3. Key Contributions and Results

A. Characterization of Delayed Electron Backgrounds

• Origin: The study confirms that delayed electron emission is primarily caused by drift electrons captured by impurities in the liquid xenon bulk, rather than electrons trapped under the liquid surface.
  • Evidence: The rate of delayed electrons scales with the number of electrons lost to impurities ($e_L$) and increases with longer drift times (more opportunity for capture).
  • Normalization by electrons lost to impurities ($e_L$) collapses the rate curves across different purity levels, confirming this mechanism.
• Temporal Behavior: The rate of position-correlated delayed electrons follows a power-law decay ($Rate \propto \Delta t^\beta$) with an exponent $\beta \approx -1.13$.
  • This exponent is consistent across different drift fields (110–240 V/cm) and extraction fields (3.4–4.3 kV/cm).
  • The non-integer power law suggests a distribution of impurity species with varying electron affinities, rather than a single trapping mechanism.
• Magnitude: For a typical drift time of 0.85 ms, approximately 1.1% of the progenitor area results in delayed SEs between 3 ms and 1 s.

B. Grid Electron Emission and Photon Tagging

• Observation: Spontaneous electron emission from grid "hot spots" (defects/debris) is a significant source of few-electron backgrounds.
• Photon Correlation: A critical finding is that grid-emitted electrons are frequently accompanied by photon emission.
  • Approximately 8.9% of all S2 pulses from grid emitters have a coincident SPE preceding them within the drift time window (~2.2 µs).
  • Accounting for photon detection efficiency, the authors estimate that ~64% of gate-emitted electron pulses have an associated photon signal.
• Tagging Efficiency: By using a photon coincidence tag (looking for an SPE within the gate drift window), the authors demonstrated a method to identify and reject grid backgrounds.
  • In a test on WS2022 data, this cut suppressed the rate of 2–4 electron pulses (dominated by hot spots) by over an order of magnitude.
  • The cut rejected SEs by a factor of >2 while maintaining a signal acceptance of ~93–98% for genuine dark matter candidate events (S2-only events >10 electrons).

4. Significance

• Improved Sensitivity for Low-Mass Dark Matter: This work provides the necessary tools to suppress the dominant instrumental backgrounds in the few-electron regime.

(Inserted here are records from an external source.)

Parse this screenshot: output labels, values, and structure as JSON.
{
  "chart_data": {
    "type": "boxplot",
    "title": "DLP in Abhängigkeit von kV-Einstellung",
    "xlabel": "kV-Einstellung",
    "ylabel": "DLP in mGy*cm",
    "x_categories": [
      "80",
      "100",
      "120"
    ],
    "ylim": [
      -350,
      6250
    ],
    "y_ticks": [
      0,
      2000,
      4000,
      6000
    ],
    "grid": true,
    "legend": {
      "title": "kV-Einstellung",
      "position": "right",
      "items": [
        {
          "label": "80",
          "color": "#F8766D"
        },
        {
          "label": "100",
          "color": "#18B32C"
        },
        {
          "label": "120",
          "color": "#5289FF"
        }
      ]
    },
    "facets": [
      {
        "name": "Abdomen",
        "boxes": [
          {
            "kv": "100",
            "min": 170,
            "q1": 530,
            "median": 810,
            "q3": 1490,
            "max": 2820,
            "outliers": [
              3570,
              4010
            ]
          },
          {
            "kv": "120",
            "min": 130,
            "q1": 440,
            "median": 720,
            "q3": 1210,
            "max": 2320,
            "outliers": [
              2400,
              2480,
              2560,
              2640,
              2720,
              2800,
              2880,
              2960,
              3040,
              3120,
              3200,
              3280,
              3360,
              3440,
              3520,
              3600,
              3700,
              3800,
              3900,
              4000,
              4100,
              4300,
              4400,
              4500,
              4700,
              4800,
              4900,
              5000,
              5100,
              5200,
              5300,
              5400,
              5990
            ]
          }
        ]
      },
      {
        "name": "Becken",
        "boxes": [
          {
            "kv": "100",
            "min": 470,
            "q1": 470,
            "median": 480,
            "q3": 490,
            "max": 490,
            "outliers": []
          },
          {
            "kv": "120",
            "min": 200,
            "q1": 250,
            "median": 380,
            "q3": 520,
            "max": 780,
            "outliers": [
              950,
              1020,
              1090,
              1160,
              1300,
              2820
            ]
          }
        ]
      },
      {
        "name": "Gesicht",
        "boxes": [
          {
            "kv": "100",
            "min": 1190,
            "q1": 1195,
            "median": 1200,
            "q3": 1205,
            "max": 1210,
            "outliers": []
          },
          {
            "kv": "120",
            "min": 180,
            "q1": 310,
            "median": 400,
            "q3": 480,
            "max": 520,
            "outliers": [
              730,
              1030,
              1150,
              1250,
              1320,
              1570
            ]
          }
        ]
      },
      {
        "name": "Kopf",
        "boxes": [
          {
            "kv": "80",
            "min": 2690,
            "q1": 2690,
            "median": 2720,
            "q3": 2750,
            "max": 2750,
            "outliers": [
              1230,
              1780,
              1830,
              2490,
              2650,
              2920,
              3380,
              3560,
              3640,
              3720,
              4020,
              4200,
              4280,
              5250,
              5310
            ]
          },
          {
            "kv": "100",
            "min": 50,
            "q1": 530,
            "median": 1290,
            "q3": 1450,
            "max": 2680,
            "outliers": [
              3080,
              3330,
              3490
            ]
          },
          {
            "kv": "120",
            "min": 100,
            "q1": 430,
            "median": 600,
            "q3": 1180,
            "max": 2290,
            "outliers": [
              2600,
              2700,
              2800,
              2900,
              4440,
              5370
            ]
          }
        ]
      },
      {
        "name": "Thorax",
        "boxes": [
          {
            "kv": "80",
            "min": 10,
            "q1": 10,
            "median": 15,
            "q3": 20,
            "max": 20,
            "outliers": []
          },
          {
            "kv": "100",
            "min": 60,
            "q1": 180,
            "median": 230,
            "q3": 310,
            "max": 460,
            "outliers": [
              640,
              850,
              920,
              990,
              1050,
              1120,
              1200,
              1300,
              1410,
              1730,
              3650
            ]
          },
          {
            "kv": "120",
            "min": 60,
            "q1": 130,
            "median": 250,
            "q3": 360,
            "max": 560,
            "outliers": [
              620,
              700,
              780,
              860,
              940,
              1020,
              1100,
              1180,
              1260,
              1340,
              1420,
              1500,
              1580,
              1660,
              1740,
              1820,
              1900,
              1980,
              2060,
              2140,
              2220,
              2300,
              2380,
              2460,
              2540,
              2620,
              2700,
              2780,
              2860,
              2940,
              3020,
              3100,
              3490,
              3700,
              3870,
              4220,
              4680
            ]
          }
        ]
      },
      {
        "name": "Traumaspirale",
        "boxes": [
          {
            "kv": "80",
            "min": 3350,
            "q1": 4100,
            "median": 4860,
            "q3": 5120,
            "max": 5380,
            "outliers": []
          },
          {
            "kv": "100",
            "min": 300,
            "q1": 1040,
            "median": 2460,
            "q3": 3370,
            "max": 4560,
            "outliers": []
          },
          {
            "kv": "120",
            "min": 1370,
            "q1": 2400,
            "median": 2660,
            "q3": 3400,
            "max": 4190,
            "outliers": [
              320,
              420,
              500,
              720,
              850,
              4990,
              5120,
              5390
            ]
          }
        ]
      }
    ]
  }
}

By characterizing the delayed emission mechanism and establishing a photon-tagging cut for grid emission, LZ can significantly lower its energy threshold.
• Validation of Background Models: The confirmation that bulk impurities (not surface traps) drive delayed emission refines the simulation and mitigation strategies for future tonne-scale LXe experiments (e.g., XENONnT, DARWIN).
• New Rejection Strategy: The demonstration that grid emission can be tagged via coincident photons offers a powerful, data-driven background rejection technique that is more efficient than simple rate-based cuts, allowing for the retention of more signal events while removing spurious grid noise.

In summary, this paper establishes a robust framework for understanding and mitigating few-electron backgrounds in LZ, directly enabling more sensitive searches for sub-GeV dark matter and validating new techniques for future dark matter experiments.